Выпили по первой и повторили. Разом зарумянившийся барон фон-Риккерт, встав и держа в руке рюмку, затянул Stille Nacht, Heilige Nacht, а Решад стал уверять всех, что:

— По-турецки тоже эта песня есть, только слова другие…

Потом все вместе тихо пропели «Елочку», дополняя и импровизируя забытые слова, взялись за руки и покружились вокруг зажженной елки. Ведь в ту ночь мы были детьми, только детьми, каких Он звал в свое царство Духа, где нет ни эллина, ни иудея…

* * *

Когда свечи догорели и хозяйственный Вася собрал со стола остатки пира, отец Никодим оглядел все изделия Решада своими лучистыми глазами и даже потрогал некоторые.

— Хороша елка, слов нет, а только у нас на Полтавщине обычай лучше. У нас в этот день вертеп носят. Теперь, конечно, мало, а раньше, когда я в семинарии был, и мы, бурсаки, со звездою ходили. Особые вирши пели для этого случая. А вертепы-то какие выстраивали — чудо механики!

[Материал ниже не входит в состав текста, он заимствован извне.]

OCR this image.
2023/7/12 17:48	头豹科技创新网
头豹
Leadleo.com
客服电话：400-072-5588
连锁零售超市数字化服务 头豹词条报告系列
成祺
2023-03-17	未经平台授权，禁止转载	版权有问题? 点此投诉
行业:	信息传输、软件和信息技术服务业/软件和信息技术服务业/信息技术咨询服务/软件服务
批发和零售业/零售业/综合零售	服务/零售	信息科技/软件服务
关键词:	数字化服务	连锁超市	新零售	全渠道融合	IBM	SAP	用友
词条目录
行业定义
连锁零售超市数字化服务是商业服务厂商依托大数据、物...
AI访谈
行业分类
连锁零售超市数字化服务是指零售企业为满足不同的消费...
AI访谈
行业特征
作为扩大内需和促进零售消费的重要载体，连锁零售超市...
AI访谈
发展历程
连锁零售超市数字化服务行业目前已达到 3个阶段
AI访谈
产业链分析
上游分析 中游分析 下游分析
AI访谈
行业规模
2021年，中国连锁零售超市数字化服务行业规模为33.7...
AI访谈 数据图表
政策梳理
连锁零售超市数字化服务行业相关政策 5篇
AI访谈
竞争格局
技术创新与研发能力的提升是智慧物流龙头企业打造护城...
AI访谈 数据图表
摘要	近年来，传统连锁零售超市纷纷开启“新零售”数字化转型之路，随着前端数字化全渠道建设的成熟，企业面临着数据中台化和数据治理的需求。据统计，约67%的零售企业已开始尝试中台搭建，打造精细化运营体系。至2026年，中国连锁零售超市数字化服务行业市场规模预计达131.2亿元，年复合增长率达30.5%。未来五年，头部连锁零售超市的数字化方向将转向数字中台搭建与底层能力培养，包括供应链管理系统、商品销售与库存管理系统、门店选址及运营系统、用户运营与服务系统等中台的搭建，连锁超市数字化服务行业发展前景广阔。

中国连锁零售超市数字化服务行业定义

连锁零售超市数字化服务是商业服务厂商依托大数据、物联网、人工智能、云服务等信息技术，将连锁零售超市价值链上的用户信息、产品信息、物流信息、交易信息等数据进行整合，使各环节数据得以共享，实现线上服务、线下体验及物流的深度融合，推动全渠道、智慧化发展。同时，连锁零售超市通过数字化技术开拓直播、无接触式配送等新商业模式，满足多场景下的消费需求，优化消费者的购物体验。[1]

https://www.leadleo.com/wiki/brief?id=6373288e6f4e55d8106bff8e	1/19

Такое устроят бурсаки, что звезда по небу ходит, волхвы на коленки становятся, а скоты вертепные, разные там — и овцы, и ослята, и верблюды — главы свои пред Младенцем преклоняют… а мы про то поем…

— Скоты-то чего же кланяются? — удивился Миша. — Они что понимают?

— А как же, — всем лицом засветился отец Никодим, — понимать не понимают, а сочувствуют. Потому и они — твари Божие. Даже и древо безгласное и то Радость Господню приемлет. Апокрифическое предание о том свидетельствует… Как же скотам-то не поклониться Ему в вертепе?

— Поклонился же Ему сегодня ты… скот в вертепе…

— Ты иногда не так уж глуп, как кажешься, адамант, — не то раздумчиво, не то удивленно ответил Миша своему другу.